[Bioperl-l] Output a subset of FASTA data from a single large file

Mon Jun 12 08:21:31 UTC 2006

Chris Fields wrote:
> There's information in the HOWTOs:
> 
> http://www.bioperl.org/wiki/HOWTO:Flat_databases
> 
> http://www.bioperl.org/wiki/HOWTO:OBDA
> 
> Just so you know, I tried, out of curiosity, passing this through Bio::SeqIO
> ('fasta' format I/O) and this is what I got as output:
> 
>> probe:HG_U95Av2:1138_at:395:301; Interrogation_Position=2631;
> 
> 
> i.e. an empty sequence, which is what I guessed might happen
[snip]

As you later discovered, that was an Outlook problem.

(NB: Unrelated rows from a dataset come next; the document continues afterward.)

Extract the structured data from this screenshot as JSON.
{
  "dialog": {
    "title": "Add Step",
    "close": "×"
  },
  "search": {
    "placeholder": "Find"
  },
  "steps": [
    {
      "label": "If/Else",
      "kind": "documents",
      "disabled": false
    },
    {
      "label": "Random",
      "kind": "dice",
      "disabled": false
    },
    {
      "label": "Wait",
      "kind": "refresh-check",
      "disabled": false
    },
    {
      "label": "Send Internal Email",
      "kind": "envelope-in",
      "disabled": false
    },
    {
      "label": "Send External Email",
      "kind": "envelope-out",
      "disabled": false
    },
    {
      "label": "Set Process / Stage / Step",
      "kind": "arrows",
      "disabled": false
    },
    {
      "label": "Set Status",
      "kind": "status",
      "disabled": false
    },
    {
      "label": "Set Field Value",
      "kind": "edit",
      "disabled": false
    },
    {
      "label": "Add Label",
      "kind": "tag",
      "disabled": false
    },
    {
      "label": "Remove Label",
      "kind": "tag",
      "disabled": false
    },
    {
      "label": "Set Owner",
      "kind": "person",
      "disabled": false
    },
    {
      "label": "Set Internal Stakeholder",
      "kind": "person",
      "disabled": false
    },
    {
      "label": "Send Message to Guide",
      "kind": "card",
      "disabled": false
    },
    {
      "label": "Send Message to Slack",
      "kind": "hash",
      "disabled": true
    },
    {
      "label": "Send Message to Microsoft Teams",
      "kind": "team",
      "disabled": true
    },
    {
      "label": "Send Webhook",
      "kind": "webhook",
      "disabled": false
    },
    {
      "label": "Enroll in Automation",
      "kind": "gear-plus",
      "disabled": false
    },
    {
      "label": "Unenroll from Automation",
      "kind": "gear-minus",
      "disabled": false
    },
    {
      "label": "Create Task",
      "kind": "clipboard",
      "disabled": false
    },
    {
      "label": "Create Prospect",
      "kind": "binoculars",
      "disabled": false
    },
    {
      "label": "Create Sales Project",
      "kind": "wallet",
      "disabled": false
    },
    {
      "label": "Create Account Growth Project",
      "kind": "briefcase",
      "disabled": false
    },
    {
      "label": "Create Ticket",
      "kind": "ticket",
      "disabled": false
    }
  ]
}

Just to make this 
thread relevant to bioperl, the bioperl solution is:

use Bio::SeqIO;
use Bio::Index::Fasta;
my $inx = Bio::Index::Fasta->new(-write_flag => 1);
$inx->id_parser(\&get_id);
$inx->make_index(shift);

my $out = Bio::SeqIO->new(-format => 'Fasta', -fh => \*STDOUT);
my $wanted_ids_file = shift;
open(IDS, $wanted_ids_file);
while (<IDS>) {
   chomp;
   my $seq = $inx->fetch($_);
   $out->write_seq($seq);
}

sub get_id {
   my $line = shift;
   $line =~ /^>probe:\S+?:(\S+?):/;
   $1;
}

It works for me on the sample sequence given by the OP.